敵か味方か、問うまでもなくサシャだ。妙な確信があった。
廊下から近づくサシャを先に片付けると、シフェルは移動してしまう。外に転がり出てシフェルを仕留めたなら、サシャを見失う可能性がある。どちらを後に残したら厄介か……考えるまでもなかった。
シフェルを先に仕留める、これ一択だ。
3、2、1…GO!
タイミングを無言で刻み、開いた窓の外へ飛び出した。外からは格好良く転がり出たように見えるが、実は身長が足りなくて足を引っ掛けそうなので、こっそりローテーブルの上から飛び降りたのは秘密だ。
何はともあれスムーズに転がった芝の上、何も身体を庇う物がない。遮蔽物がない場所では低く身体を小さく丸めておくのがセオリーだろう。勢い余って2回転もしてから、銃口を上にセットした。

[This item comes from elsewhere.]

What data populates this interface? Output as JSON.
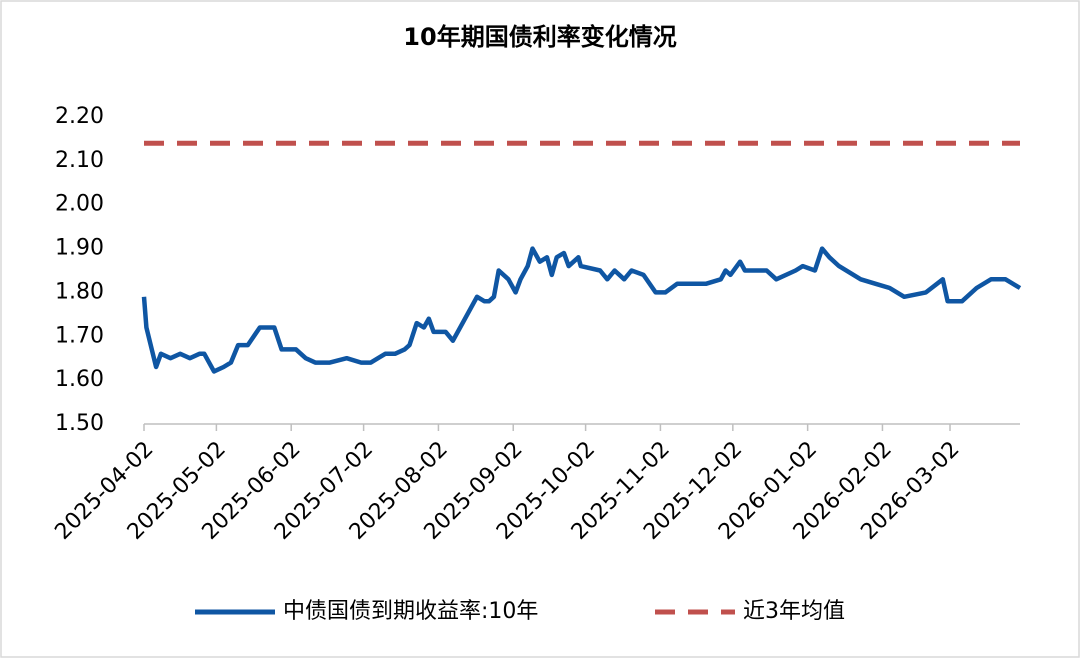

さっきの位置から斜め右側……あれ? 今どっち向いてる?
回転したことで方角があやふやになり、冷や汗がどっと噴き出す。ヤバイ、これは本気でマズイ。恐る恐る顔を上げた鼻先に銃弾が突き刺さった。やはり銃声は聞こえないが、もう耳の所為かわからない。
だが銃弾が飛んできたことで、シフェルの方角が判明した。わざと外したのかもしれないが、こっちは遠慮するつもりはない。しっかり当ててやる。
前方、少し左寄りへ銃を向け、僅かに感じる気配へ向けて引き金を引いた。直後、髪を掠めて銃弾が背後に飛んでいく。ひやりとする……を通り越して、死んだかと思った。

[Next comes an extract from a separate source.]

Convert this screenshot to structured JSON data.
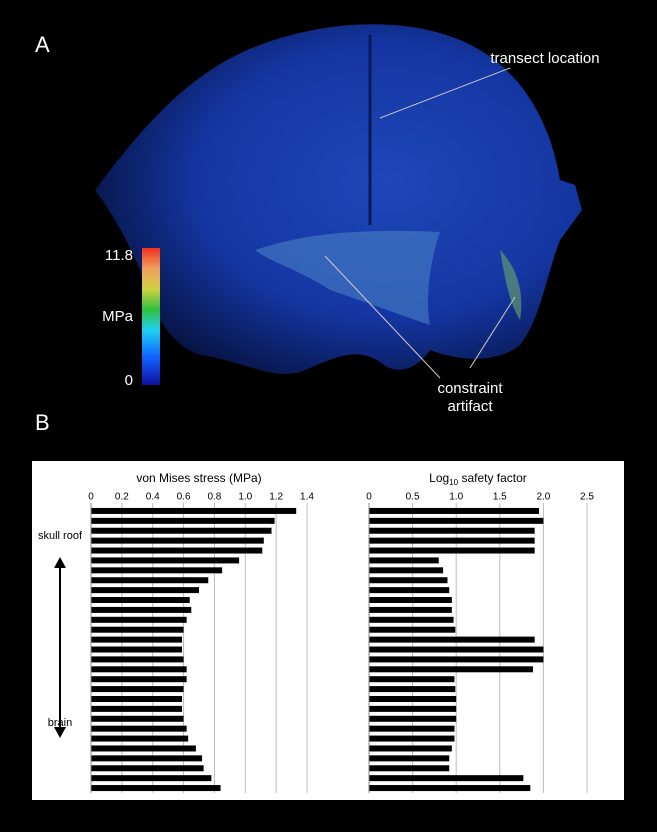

全身が粟立つ感覚に、這って近くの花壇の影に転がり込む。シフェルの気配が逆に鮮明になったことで、戦線離脱と判断した。気配を殺していたのだろう、今までと感じ方が違う。幾重にも重ねた布越しに触れていた林檎に、直接触れたくらい一気に鮮明さを増した。
あと2人。
緊張に乾いた唇がひりひり痛い。舌を這わせて湿らせながら、さきほど飛び出した部屋を探った。まだ廊下にいるのか、部屋にサシャはいない。
花壇から身を起こし、少し離れた茂みの向こうへ後退った。